Another ambitious target is to implement the Treasury Single Account (TSA) by October 23. The government has already instructed ministries in August 2020 to close their accounts with commercial banks and transfer the balance funds to the federal government’s central account number 1. This includes the more powerful Ministry of Defence, which alone has more than 50,000 accounts in commercial banks, according to some estimates. Implementing the TSA will provide a unified picture of the liquidity status of all government entities, avoiding unnecessary borrowing due to the current fragmented structure.

Reforms in the energy sector, including the resolution of circular debt and implementation of the WACOG (Weighted average cost of Gas) based pricing mechanism, are also pressing issues. These reforms aim to put a lid on the growing quantum of gas circular debt and make the provision of RLNG feasible, as its price will now be accounted for in the cost charged to gas consumers. These decisions will result in a gradual rise in energy costs, posing a tough challenge for the sitting government, which is already wary of the potential impact of post-IMF measures on its political future.

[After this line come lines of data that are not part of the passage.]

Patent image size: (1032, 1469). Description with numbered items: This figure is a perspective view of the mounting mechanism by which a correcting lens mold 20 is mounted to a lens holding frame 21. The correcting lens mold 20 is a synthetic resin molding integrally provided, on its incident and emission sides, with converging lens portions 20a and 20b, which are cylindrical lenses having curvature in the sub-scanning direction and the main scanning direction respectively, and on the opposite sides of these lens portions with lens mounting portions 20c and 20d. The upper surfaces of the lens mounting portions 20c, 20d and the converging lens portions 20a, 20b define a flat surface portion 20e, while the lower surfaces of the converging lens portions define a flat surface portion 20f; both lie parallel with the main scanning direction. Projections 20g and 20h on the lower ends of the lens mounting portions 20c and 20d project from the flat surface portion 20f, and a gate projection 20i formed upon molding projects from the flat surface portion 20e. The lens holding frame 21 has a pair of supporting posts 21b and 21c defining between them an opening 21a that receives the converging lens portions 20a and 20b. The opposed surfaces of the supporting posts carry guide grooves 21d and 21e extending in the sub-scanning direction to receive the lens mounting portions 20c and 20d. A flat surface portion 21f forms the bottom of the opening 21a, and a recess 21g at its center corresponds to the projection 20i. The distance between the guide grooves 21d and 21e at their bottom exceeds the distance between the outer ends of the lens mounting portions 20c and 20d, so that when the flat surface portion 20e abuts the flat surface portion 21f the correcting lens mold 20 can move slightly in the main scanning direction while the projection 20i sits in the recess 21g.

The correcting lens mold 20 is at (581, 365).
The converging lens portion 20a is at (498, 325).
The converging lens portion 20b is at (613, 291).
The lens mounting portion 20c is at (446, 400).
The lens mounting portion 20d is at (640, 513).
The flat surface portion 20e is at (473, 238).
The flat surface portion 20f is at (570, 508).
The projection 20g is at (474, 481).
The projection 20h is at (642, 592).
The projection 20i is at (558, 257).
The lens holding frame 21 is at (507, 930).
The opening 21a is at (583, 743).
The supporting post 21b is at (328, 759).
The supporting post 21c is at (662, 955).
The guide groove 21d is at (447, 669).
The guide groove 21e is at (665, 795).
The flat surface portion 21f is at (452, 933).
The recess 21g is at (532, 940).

One rather surprising demand is the insistence on continuing with a hawkish monetary policy. As per market consensus, the State Bank has already maxed out on the monetary tightening front by raising rates by 800 bps in the last fiscal year. Amreen Soorani, Head of Research at JS Global Capital, explained that while current interest rates reflect positive real interest rates on a forward-looking basis, the IMF prescribes a higher-for-longer interest rate environment due to their FY24 Consumer Price Index (CPI) projections, which stand at 25.9%, vis-à-vis her research house’s estimates of 20%.

Unfortunately, when we look at the political landscape, it appears more fragmented than before, and there seems to be no sense of urgency for a course correction. Now that we have secured the SBA, we must not forget that the fiscal space was provided to us for the electoral process to be completed without financial constraints. Indications are that the sitting government wants to dissolve the assemblies a few days before the final date to gain more time by elongating the duration of the caretaker setup to 90 days. On the contrary, we should ensure a quicker transition to pass on the baton to the new government selected through a free and fair election to end the political turmoil and let the new administration utilise this SBA space to settle down and kick-start the economic transformation agenda.